Atlanta eyed the Doctor steadily. "Do you know what this reminds me of?" she asked him angrily. "That night. The night... everything changed."
The Doctor wasn't sure what to say. He hadn't remembered it, of course, but Atlanta's entire life had collapsed five weeks ago. She always seemed so bold and confident.
Atlanta pursed her lips at the Doctor's silence, which she assumed was out of refusal to admit he'd lost an argument – pathetically short argument or not. In actual truth it was because he wasn't sure whether to agree with her or keep arguing.
"You're despicable, Doctor," she told him suddenly. "You would have all the town die."
"And you would have all the Rutans die," the Doctor retorted, but he chose rather the wrong moment as a young girl – maybe six or seven – was the latest to scream her death. Evidently, the shop had been rather crowded.
Atlanta was infuriated. "Explosives," she told him stubbornly.
"Why?"
Atlanta shook her left arm angrily. "Because we need to save the town!" she snapped angrily.
"There are more subtle ways to defeat an alien invasion, Atlanta."
"Like what?"
"Heat."
Atlanta paused. "But it's so cold here," she protested.
"Exactly," the Doctor grinned. "The Rutans sent out a fog to make the Earth more habitable for them."
"How do we turn up the heat?" she asked, bewildered. "You can't just go up and say, 'Hi, Mr. Sun, we'd like it a bit hotter here please.'" She paused. "Well, I didn't think we could."
"There's a very obvious source of heat," the Doctor told her, grinning.
"And what's that?"
"Fire." He withdrew a matchbox from his pocket.
"What are you going to do, set the building alight?" Atlanta asked. "That's barely better than my idea."
"So you admit it is, at least, barely better then," the Doctor told her. The screaming inside ceased. "Quickly, before the Rutans leave and find us."
Atlanta sullenly took the matchbox, struck a match, and threw it at the familiar shop. "Won't that also kill them?" she asked. "Why were you making such a big deal out of my plan when yours was barely any different?"
"Barely any different? It was very different!"
"How?"
"I made it up."
Atlanta rolled her eyes and the Doctor grinned. "Come on," he told her, "I'd rather like to return to my TARDIS now."
It took several hours for the two to get back to Melbourne. The main reason, of course, was because the Doctor had gone on several detours, and it was midnight by the time they finally got there.
"That was the most unexpected Tuesday I've ever had," Atlanta yawned. The Doctor grinned.
"You'll be fine now," the Doctor told her. "We repelled the second invasion."
Atlanta paused guiltily. By virtue of the fact that she'd had a six-hour journey home, she'd had a lot of time to think about things.
"I'm not sure I want to stay here," Atlanta said almost apologetically.
The Doctor thought about this. "You want to join Sarah and I on the TARDIS, don't you?" he asked curiously.

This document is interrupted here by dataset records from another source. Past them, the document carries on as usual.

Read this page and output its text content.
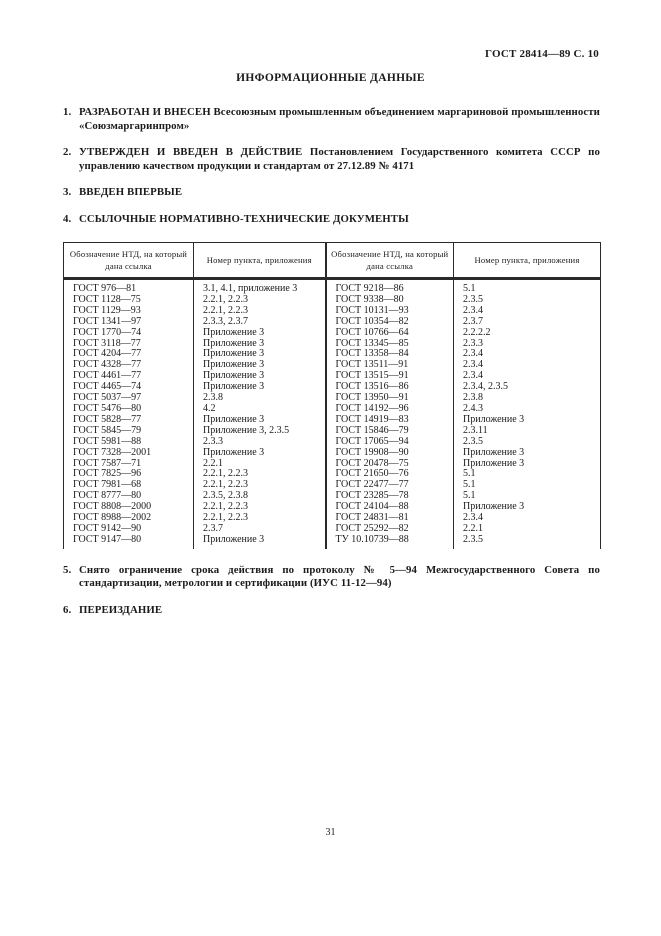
ГОСТ 28414—89 С. 10
ИНФОРМАЦИОННЫЕ ДАННЫЕ
1. РАЗРАБОТАН И ВНЕСЕН Всесоюзным промышленным объединением маргариновой промышленности «Союзмаргаринпром»
2. УТВЕРЖДЕН И ВВЕДЕН В ДЕЙСТВИЕ Постановлением Государственного комитета СССР по управлению качеством продукции и стандартам от 27.12.89 № 4171
3. ВВЕДЕН ВПЕРВЫЕ
4. ССЫЛОЧНЫЕ НОРМАТИВНО-ТЕХНИЧЕСКИЕ ДОКУМЕНТЫ
Обозначение НТД, на который дана ссылка	Номер пункта, приложения	Обозначение НТД, на который дана ссылка	Номер пункта, приложения
ГОСТ 976—81	3.1, 4.1, приложение 3	ГОСТ 9218—86	5.1
ГОСТ 1128—75	2.2.1, 2.2.3	ГОСТ 9338—80	2.3.5
ГОСТ 1129—93	2.2.1, 2.2.3	ГОСТ 10131—93	2.3.4
ГОСТ 1341—97	2.3.3, 2.3.7	ГОСТ 10354—82	2.3.7
ГОСТ 1770—74	Приложение 3	ГОСТ 10766—64	2.2.2.2
ГОСТ 3118—77	Приложение 3	ГОСТ 13345—85	2.3.3
ГОСТ 4204—77	Приложение 3	ГОСТ 13358—84	2.3.4
ГОСТ 4328—77	Приложение 3	ГОСТ 13511—91	2.3.4
ГОСТ 4461—77	Приложение 3	ГОСТ 13515—91	2.3.4
ГОСТ 4465—74	Приложение 3	ГОСТ 13516—86	2.3.4, 2.3.5
ГОСТ 5037—97	2.3.8	ГОСТ 13950—91	2.3.8
ГОСТ 5476—80	4.2	ГОСТ 14192—96	2.4.3
ГОСТ 5828—77	Приложение 3	ГОСТ 14919—83	Приложение 3
ГОСТ 5845—79	Приложение 3, 2.3.5	ГОСТ 15846—79	2.3.11
ГОСТ 5981—88	2.3.3	ГОСТ 17065—94	2.3.5
ГОСТ 7328—2001	Приложение 3	ГОСТ 19908—90	Приложение 3
ГОСТ 7587—71	2.2.1	ГОСТ 20478—75	Приложение 3
ГОСТ 7825—96	2.2.1, 2.2.3	ГОСТ 21650—76	5.1
ГОСТ 7981—68	2.2.1, 2.2.3	ГОСТ 22477—77	5.1
ГОСТ 8777—80	2.3.5, 2.3.8	ГОСТ 23285—78	5.1
ГОСТ 8808—2000	2.2.1, 2.2.3	ГОСТ 24104—88	Приложение 3
ГОСТ 8988—2002	2.2.1, 2.2.3	ГОСТ 24831—81	2.3.4
ГОСТ 9142—90	2.3.7	ГОСТ 25292—82	2.2.1
ГОСТ 9147—80	Приложение 3	ТУ 10.10739—88	2.3.5
5. Снято ограничение срока действия по протоколу № 5—94 Межгосударственного Совета по стандартизации, метрологии и сертификации (ИУС 11-12—94)
6. ПЕРЕИЗДАНИЕ
31
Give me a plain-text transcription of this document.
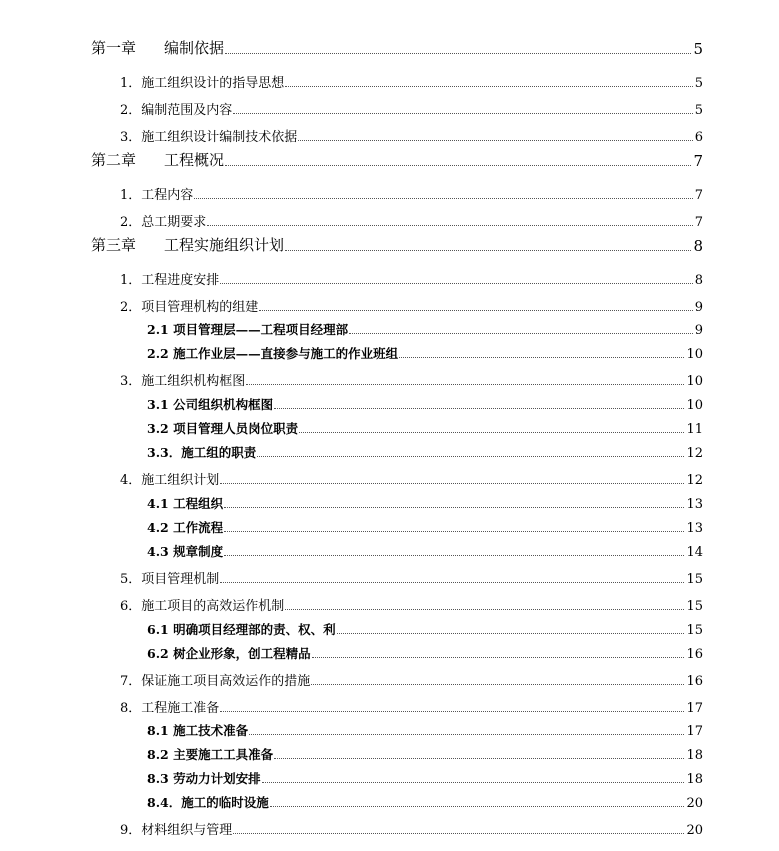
第一章 编制依据	5
1．施工组织设计的指导思想	5
2．编制范围及内容	5
3．施工组织设计编制技术依据	6
第二章 工程概况	7
1．工程内容	7
2．总工期要求	7
第三章 工程实施组织计划	8
1．工程进度安排	8
2．项目管理机构的组建	9
2.1 项目管理层——工程项目经理部	9
2.2 施工作业层——直接参与施工的作业班组	10
3．施工组织机构框图	10
3.1 公司组织机构框图	10
3.2 项目管理人员岗位职责	11
3.3．施工组的职责	12
4．施工组织计划	12
4.1 工程组织	13
4.2 工作流程	13
4.3 规章制度	14
5．项目管理机制	15
6．施工项目的高效运作机制	15
6.1 明确项目经理部的责、权、利	15
6.2 树企业形象，创工程精品	16
7．保证施工项目高效运作的措施	16
8．工程施工准备	17
8.1 施工技术准备	17
8.2 主要施工工具准备	18
8.3 劳动力计划安排	18
8.4．施工的临时设施	20
9．材料组织与管理	20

Atlanta nodded. "I've got nothing here," she protested. "It was too dangerous to go school after year 10. The money my parents left won't last forever. Everyone I know died five weeks ago."
The Doctor grinned. "Well, I'll have to ask Sarah about it. Come on, Atlanta."
Atlanta gave the Doctor a grin of her own as she followed him into the TARDIS and it disappeared.